De sencillo homenaje sirva esta referencia para todos ellos. Para todos estos improvisados músicos que, sin más partitura que su propia habilidad, fueron capaces de regalar coplas a buen temple; no solo del folclore como ha sido dicho, sino que, además también se atrevieron con otros sones venidos desde lejos para, finalmente ser aprendidos aquí a golpes de memoria fónica. La juventud de aquella época mucho bailó y soñó con las adormecedoras tonalidades del Danubio Azul, o Lágrimas Amargas; así mismo lo hicieron al suave arrullo de las picaronas polcas y de las mazurcas. Sin olvidar tampoco, ni por un momento, los pasodobles y las habaneras, de profundo sabor a valentías, a esperanzas, a sal y a singladuras; a nostalgias y a encantos. Sus innatos virtuosismos les arrastraron, incluso sin pudor alguno, hacia las músicas cortesanas, como hemos visto, traídas desde las viejas Europas. Igualmente se aventuraron con los sensuales cantos de Ypacaraí, para lucimiento de guitarras, laúdes y bandurrias, a remedo de las arpas paraguayas. Tampoco faltó jamás el timplillo camellero. Similares atrevimientos se plantearon con los boleros y los tangos, como grandes baluartes para declamar amores embelesados y traiciones. Porque Canarias acuna en su tibio corazón un poco de América, e igualmente América lleva para sí hálitos de las islas.

 

Su buen hacer en el noble arte de la música, les sirvió para amenizar bailes caseros en los que se exhibían las damas lustrosas, como res en tarde de feria, por si algún pretendiente las solicitase para iniciar amores de buen fin. En los pueblos y aldeas, los parranderos eran muchos. Se reunían por afinidad, siempre guardando el debido respeto entre alumnos y maestros. Unos y otros podían atender a distintos “asaltos” a la vez. Con ellos se pretendía obsequiar al vecindario con algunos momentos de asueto y distracción entre tanta adversidad.

 

Recuérdense con justicia en esta ocasión las memorias de sus experiencias, o las peculiaridades de sus estampas; porque ellos fueron nexo de conjunción para muchas compartidas emociones.
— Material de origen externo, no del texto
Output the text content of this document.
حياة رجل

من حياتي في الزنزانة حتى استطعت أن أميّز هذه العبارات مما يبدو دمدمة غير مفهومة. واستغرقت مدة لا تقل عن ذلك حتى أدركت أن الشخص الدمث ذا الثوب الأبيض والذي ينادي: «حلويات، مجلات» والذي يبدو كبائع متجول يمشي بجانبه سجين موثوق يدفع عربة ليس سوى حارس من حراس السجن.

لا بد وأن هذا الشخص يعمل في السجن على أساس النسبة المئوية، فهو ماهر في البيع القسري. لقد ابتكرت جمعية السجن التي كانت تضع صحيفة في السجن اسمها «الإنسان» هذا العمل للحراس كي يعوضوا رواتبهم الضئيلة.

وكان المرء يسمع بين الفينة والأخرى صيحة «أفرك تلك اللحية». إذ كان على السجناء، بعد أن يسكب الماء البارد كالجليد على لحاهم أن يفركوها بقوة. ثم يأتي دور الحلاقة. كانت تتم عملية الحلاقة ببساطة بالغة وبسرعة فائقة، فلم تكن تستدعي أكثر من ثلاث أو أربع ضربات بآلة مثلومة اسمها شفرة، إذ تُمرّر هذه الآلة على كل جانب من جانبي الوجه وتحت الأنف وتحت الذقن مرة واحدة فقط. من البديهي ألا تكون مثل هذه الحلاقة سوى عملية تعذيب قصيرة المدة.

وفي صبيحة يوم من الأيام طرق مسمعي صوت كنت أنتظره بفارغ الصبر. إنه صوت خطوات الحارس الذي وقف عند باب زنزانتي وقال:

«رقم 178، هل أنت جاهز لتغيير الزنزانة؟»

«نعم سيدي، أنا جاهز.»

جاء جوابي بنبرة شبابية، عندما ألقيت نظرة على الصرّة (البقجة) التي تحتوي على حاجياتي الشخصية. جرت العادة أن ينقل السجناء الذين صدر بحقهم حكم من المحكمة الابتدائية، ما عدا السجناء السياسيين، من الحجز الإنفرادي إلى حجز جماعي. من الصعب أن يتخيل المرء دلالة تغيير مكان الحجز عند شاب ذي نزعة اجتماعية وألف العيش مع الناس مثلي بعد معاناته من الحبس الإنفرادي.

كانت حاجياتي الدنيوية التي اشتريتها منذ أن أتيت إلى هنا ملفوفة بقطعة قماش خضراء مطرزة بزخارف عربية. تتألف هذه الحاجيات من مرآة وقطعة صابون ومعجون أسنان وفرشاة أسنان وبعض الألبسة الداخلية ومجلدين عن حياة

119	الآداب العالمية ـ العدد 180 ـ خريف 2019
Artífices en la homogeneización del común sentir en torno a una cultura diferenciada.

 

Quepa finalmente brindar un afectuoso saludo de bienvenida para violines y acordeones; a la par que para las acarameladas voces femeninas que, en los tiempos ya modernos, fueron todos ellos arbitrariamente postergados a un injusto olvido.

 

 

Extraído del programa de las Fiestas Patronales de la Villa Histórica de Granadilla de Abona en honor a San Antonio de Padua y Nuestra Señora del Rosario 2015. En la foto de portada se puede ver a los majoreros Casimiro Camacho y El Cuco parrandiando en Corralejo.